C´bien tu progresses vite, du moins plus que moi quand je débutais.
M´enfin quelques problèmes encore, c´s´rait pas marrant sinon. ![]()
-Encore quelques présents là où ils n´auraient pas du être.
-Gros problème de vocabulaire. Tu répètes tout le temps les mêmes mots : cri, auto, etc...Pour t´aider, Word dispose d´un dictionaire de synonymes (Shift + F7), bien qu´il soit moyen. Sinon, y´a aussi des trucs sur le net mais c´est avant tout la lecture qui t´apportera d´autres mots. Exemple de synonymes :
Pour "cri" : "beuglement", "mugissement", "hurlement". On peut aussi dire, même si ce n´est pas exactement pareil : "son affreux", "râle rauque", etc...

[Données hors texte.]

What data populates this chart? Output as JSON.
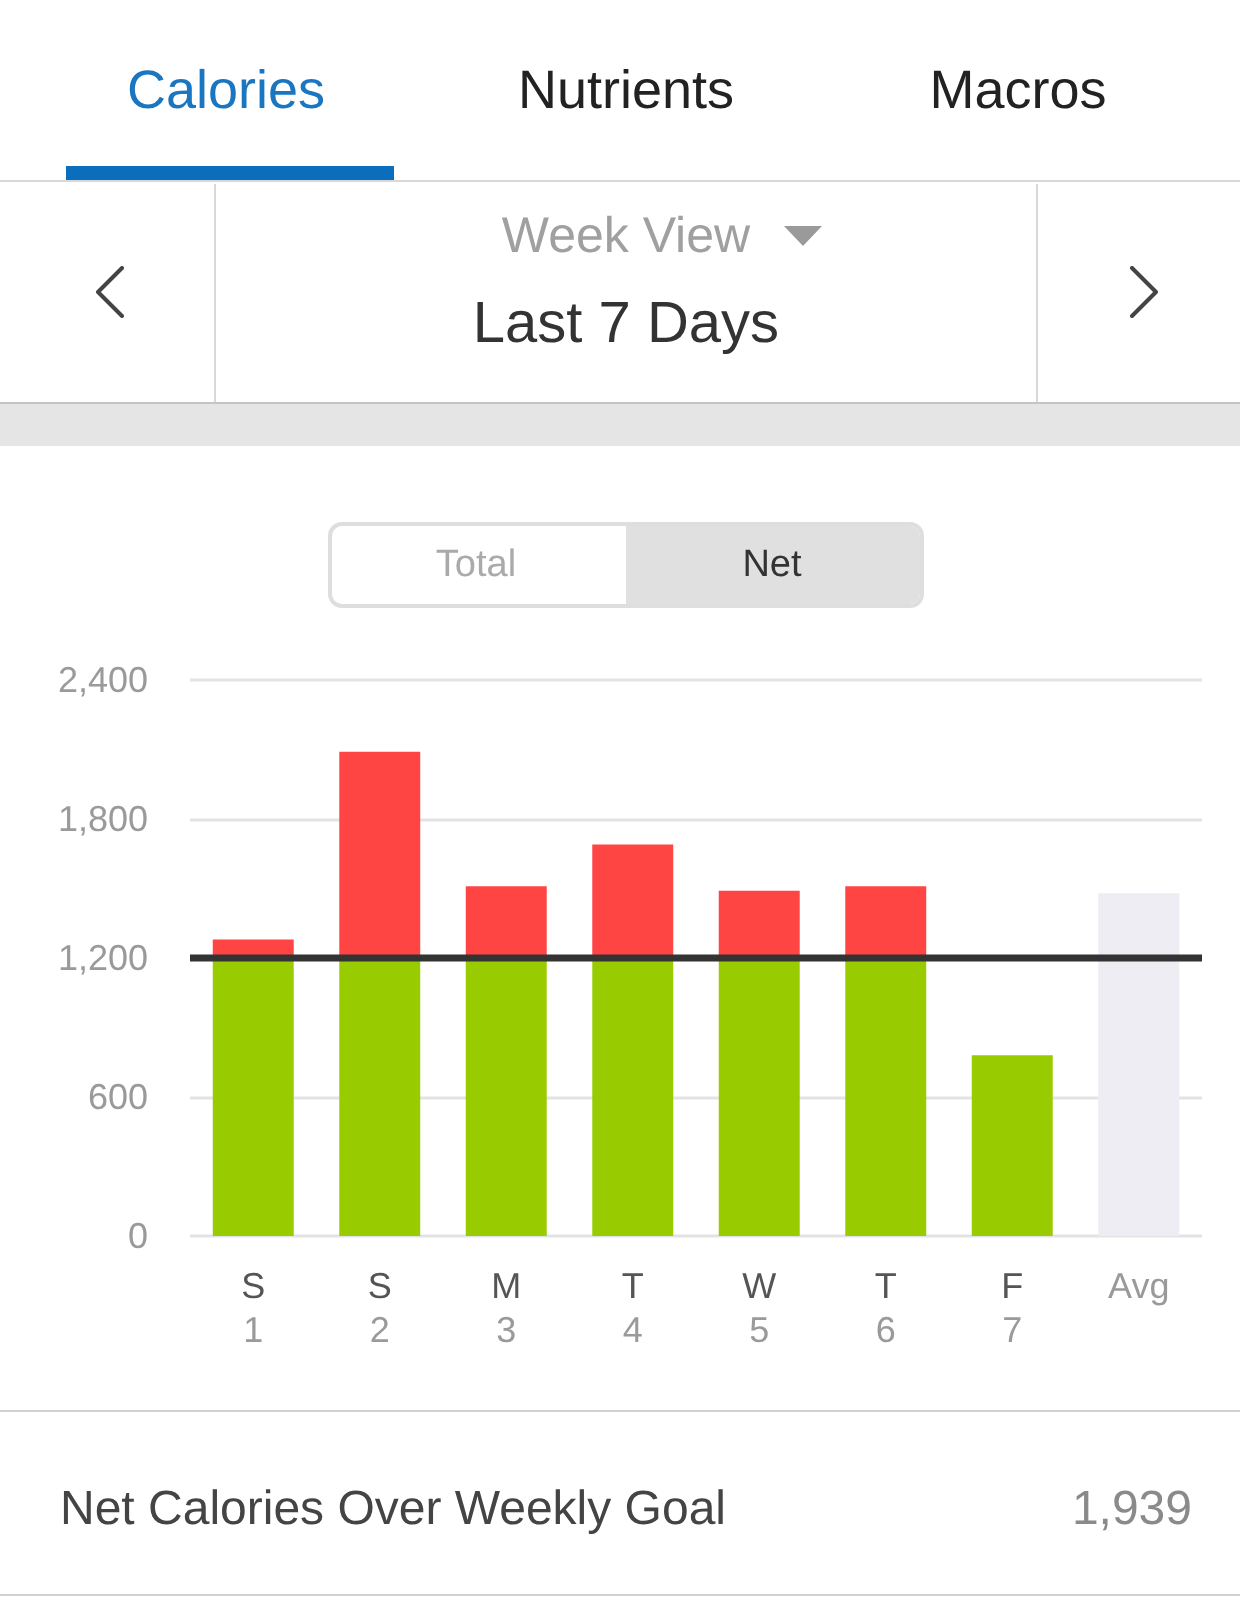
{
  "chart_data": {
    "type": "bar",
    "title": "Last 7 Days",
    "subtitle": "Week View",
    "annotations": [
      "Calories",
      "Nutrients",
      "Macros",
      "Total",
      "Net",
      "Net Calories Over Weekly Goal",
      "1,939"
    ],
    "categories": [
      "S\n1",
      "S\n2",
      "M\n3",
      "T\n4",
      "W\n5",
      "T\n6",
      "F\n7",
      "Avg"
    ],
    "series": [
      {
        "color": "#99cc00",
        "values": [
          1200,
          1200,
          1200,
          1200,
          1200,
          1200,
          780,
          null
        ]
      },
      {
        "color": "#ff4444",
        "values": [
          80,
          890,
          310,
          490,
          290,
          310,
          null,
          null
        ]
      },
      {
        "color": "#ededf3",
        "values": [
          null,
          null,
          null,
          null,
          null,
          null,
          null,
          1480
        ]
      }
    ],
    "stacked": true,
    "ylim": [
      0,
      2400
    ],
    "yticks": [
      0,
      600,
      {
        "value": 1200,
        "label": "1,200"
      },
      {
        "value": 1800,
        "label": "1,800"
      },
      {
        "value": 2400,
        "label": "2,400"
      }
    ],
    "grid": "y",
    "ref_lines": [
      {
        "axis": "y",
        "value": 1200,
        "color": "#333333"
      }
    ]
  }
}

Pour "auto" : "voiture" (tout bêtement
), "véhicule".
Voilà, ´waiting the suite, mais j´espère que c´est pas un simple remake de Resident Evil qu´tu nous fais, sinon ça perdra un peu de son intérêt, du moins pour moi^^.
Allez, bonne chance pour la suite! ![]()
Merci ^^ j´ai jamais joué à resident evil 0_0 enfin j´essaierai d´être le plus original possible.